Until now, the following algorithms/data structure/concepts are used:
- the (logo) turtle,
- Lindenmayer systems,
- Penrose tiling,
- travelling salesman problem,
- ant colony algorithm,
- A* shortest path,
- circumcircle of a triangle,
- Delaunay triangulation,
- Bowyer-Watson algorithm,
- lines and segments intersections,
- graph (adjacency list, adjacency matrix),
- hash table.
And the following ones are implemented but not used:
- convex hull,
- Chan's algorithm,
The current code is written in Python.
The main shape visible on the image is a Penrose tiling (type P3), which is a non-periodic tiling with an absurd level of coolness.
The edges are recursively built with a Lindenmayer system. Yes, it is capable of building a Penrose tiling if you know which grammar to use. Yes, this is insanely cool.
The Lindenamyer system works by drawing edges one after another, we thus use a (LOGO) turtle to draw them.

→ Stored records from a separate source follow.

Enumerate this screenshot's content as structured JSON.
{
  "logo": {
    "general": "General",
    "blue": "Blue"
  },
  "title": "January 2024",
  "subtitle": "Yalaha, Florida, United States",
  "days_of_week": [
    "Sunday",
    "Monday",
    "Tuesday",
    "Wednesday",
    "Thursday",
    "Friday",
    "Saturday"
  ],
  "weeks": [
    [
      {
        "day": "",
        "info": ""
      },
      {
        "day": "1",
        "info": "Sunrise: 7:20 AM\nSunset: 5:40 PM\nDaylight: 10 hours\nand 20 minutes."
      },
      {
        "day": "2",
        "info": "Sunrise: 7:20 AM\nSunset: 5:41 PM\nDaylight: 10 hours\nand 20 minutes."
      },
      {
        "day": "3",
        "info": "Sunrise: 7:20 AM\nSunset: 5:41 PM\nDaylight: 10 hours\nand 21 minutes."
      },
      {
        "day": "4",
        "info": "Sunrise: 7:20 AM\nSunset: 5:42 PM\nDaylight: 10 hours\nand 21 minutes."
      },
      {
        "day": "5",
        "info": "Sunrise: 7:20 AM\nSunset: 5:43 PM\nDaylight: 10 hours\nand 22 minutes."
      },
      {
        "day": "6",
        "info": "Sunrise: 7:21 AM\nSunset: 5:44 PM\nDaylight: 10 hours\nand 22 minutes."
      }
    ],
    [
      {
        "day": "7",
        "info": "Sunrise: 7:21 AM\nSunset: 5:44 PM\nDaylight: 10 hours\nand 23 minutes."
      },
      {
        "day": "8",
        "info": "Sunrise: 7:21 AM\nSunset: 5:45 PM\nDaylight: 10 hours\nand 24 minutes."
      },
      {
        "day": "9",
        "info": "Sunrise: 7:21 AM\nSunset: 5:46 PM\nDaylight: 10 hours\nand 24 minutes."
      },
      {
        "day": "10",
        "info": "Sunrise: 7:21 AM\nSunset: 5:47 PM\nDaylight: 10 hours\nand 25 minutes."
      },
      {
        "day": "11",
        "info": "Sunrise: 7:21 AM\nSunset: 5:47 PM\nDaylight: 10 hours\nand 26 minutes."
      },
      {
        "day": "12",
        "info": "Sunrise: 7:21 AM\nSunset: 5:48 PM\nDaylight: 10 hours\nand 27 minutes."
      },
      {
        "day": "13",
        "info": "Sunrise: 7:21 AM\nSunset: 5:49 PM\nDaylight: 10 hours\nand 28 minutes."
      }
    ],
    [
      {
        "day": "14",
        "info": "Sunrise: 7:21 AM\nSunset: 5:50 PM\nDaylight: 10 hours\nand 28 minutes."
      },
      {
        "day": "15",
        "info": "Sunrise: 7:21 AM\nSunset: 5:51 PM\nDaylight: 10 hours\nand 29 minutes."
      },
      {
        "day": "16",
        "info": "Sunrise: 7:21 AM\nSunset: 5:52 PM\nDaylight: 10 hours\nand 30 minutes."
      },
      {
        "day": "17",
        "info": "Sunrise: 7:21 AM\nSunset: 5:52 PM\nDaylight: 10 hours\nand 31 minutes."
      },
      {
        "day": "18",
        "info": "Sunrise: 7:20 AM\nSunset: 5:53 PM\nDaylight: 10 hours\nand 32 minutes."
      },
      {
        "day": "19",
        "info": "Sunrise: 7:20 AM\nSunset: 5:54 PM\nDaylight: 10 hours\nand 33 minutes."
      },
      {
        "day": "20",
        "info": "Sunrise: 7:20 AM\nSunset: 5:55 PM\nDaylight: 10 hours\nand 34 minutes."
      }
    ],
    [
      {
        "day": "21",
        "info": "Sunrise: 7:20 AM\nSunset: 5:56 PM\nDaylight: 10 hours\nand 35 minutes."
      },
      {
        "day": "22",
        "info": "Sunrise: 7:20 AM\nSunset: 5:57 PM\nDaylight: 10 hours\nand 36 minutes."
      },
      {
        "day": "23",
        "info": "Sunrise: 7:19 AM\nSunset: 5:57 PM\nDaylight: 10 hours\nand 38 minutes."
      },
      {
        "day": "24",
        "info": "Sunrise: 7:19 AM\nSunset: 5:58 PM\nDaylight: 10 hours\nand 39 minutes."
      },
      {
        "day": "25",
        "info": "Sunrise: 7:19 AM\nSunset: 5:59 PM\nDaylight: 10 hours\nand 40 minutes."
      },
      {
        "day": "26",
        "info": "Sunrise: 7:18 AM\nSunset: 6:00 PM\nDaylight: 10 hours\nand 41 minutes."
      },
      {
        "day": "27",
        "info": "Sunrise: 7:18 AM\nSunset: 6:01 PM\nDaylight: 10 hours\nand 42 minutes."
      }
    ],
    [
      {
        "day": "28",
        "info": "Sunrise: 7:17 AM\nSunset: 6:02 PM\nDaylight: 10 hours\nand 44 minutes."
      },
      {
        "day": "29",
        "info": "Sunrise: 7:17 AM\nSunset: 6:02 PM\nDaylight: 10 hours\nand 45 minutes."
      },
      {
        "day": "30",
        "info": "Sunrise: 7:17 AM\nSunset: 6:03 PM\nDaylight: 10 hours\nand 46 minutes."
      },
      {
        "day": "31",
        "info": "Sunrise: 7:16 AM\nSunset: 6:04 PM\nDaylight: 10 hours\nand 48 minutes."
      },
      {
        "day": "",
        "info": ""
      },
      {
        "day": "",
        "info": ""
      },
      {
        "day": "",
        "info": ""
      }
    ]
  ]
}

Because the L-system grammar is not very efficient to build the tiling, we insert edges in a data structure that contains an unordered collection of unique element: a hash table.
The Penrose tiling segments defines a graph, which connects a set of vertices with a set of edges. We can consider the vertices as cities and edges as roads between them.
Now we want to find the shortest possible route that visits each city exactly once and returns to the origin city. This is the Travelling Salesman Problem. We use an Ant Colony Optimization algorithm to (try) to solve it.
Because each city is not connected to every other cities, we need to find the shortest path between two cities. This is done with the help of the famously cool A-star algorithm.
The ant colony algorithm output a path that connect every cities, which is drawn on the image, but it also stores a so-called pheromones matrix, which can be drawn as edges with variable transparency/width.
Because the L-system draws the Penrose tiling segments by segments, we need to compute how each segment is related to the diamonds to rebuild the tiling corresponding to all those edges.
Fortunately, computing a Delaunay triangulation of the Penrose vertices brings back a triangular subgraph of the Penrose graph (how cool is that!?) and stores plain shapes (triangles) instead of unordered segments. This is done thanks to the Bowyer-Watson algorithm.
But this triangulation contains edges that link the set of exterior vertices,
which are not in the Penrose tiling. This is solved by computing the convex
hull, with the Chan's algorithm, and removing the triangles that contains
those edges from the triangulation removing obtuse triangles.
We now want to connect each diamond to its neighbour, so as to build the Penrose graph itself. One way to do that is to compute the Voronoï diagram of the previous Delaunay triangulation. But we really want the Voronoï diagram of the Penrose tiling (with diamonds), not its triangulation (with, well, triangles).
We thus need to merge each edge of the Voronoï graph that do not cross a segment of the Penrose tiling into a single node, while preserving its neighbours. We thus need to compute segments intersection (which does not seems so cool but really is) and find a way to reduce the graph.
More coolness:
- quad trees may be useful somewhere to query neighbors points?,
- Draw the neighborhood with splines across the center of diamonds segments,
- Run a cellular automata on this Penrose tiling,
- Draw a planner on it.
Maybe even more coolness?
- percolation theory?
Improvements:
- Use a triangular matrix for pheromones in ACO.